Antes da chegada dos chefes de Estado à capital peruana, em Bogotá a polícia Internacional (Interpol) divulgou os resultados da perícia do conteúdo dos arquivos encontrados no computador do número dois das Farc, Raúl Reyes que, segundo a Colômbia, conteriam provas da ligação de Caracas e Quito com a guerrilha das Farc.

A presença anunciada de Chávez gera reações, assim como no ano passado na Cúpula Ibero-americana do Chile quando houve um bate-boca com a Espanha e que agora mira o governo alemão da chanceler Angela Merkel, que previamente desqualificou o governo de Caracas.

A cúpula, que será realizada no Museu da Nação de Lima, encontra a América Latina num momento de bonança econômica, graças, em boa parte, aos altos preços internacionais das matérias-primas, mas, igualmente em um período marcado por convulsões políticas que poderiam refletir-se neste encontro em Lima.

"Estamos decididos a sustentar os esforços de nossos interlocutores na luta contra a pobreza e a reforçar a democracia e a coesão social", disse o presidente da Comissão Européia, José Manuel Durão Barroso, para expressar as expectativas européias.

Do lado europeu há ausências importantes: o presidente francês, Nicolas Sarkozy, o primeiro-ministro britânico, Gordon Brown, o primeiro-ministro italiano, Silvio Berlusconi.

Também não comparecerá o presidente cubano, Raúl Castro, que será representado por seu vice-presidente, José Ramón Machado.

As relações entre Europa e América Latina não passam pelo melhor momento devido ao estancamento dos acordos de associação.

Países como a Venezuela, Bolívia e Equador adotaram uma linha antiliberal, outros como o Peru ou os da América Central preferem se dirigir aos Estados Unidos ou ao mercado asiático que não impõem, como os europeus, códigos de conduta sobre direitos humanos, por exemplo.

A América Latina é a região mais desigual do planeta, com a metade da riqueza concentrando-se em 10% da população. Segundo a Cepal, a região possui 194 milhões de pobres, 36,5% da população, e 71 milhões de indigentes, que representam 13,4%.

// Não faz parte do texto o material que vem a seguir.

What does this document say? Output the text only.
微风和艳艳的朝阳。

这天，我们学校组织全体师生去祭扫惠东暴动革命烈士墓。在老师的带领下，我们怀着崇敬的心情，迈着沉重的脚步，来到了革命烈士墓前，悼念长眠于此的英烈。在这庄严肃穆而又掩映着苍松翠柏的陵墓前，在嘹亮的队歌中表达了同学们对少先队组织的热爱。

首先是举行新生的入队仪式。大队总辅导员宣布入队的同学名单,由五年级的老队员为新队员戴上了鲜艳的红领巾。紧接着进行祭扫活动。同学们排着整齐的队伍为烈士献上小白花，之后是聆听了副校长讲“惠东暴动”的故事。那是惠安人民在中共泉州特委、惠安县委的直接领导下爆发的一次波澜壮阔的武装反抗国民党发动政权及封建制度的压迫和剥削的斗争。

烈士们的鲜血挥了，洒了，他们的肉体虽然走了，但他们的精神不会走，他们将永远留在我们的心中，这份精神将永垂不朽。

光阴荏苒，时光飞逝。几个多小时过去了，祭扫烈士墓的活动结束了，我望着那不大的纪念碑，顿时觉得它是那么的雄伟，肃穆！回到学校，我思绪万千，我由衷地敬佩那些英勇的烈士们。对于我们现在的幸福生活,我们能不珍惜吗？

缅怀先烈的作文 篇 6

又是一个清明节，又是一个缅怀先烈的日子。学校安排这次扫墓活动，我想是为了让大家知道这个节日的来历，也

A Europa, por outro lado, está voltada para um plano de ação para o meio ambiente.

Sobre esse assunto, há divergências: os países ricos querem dos latino-americanos compromissos mais enfáticos contra a mudança climática, especialmente sobre a Amazônia, e o Brasil pede que o respeito a preocupação com o meio ambiente não prejudique o desenvolvimento dos países não industrializados.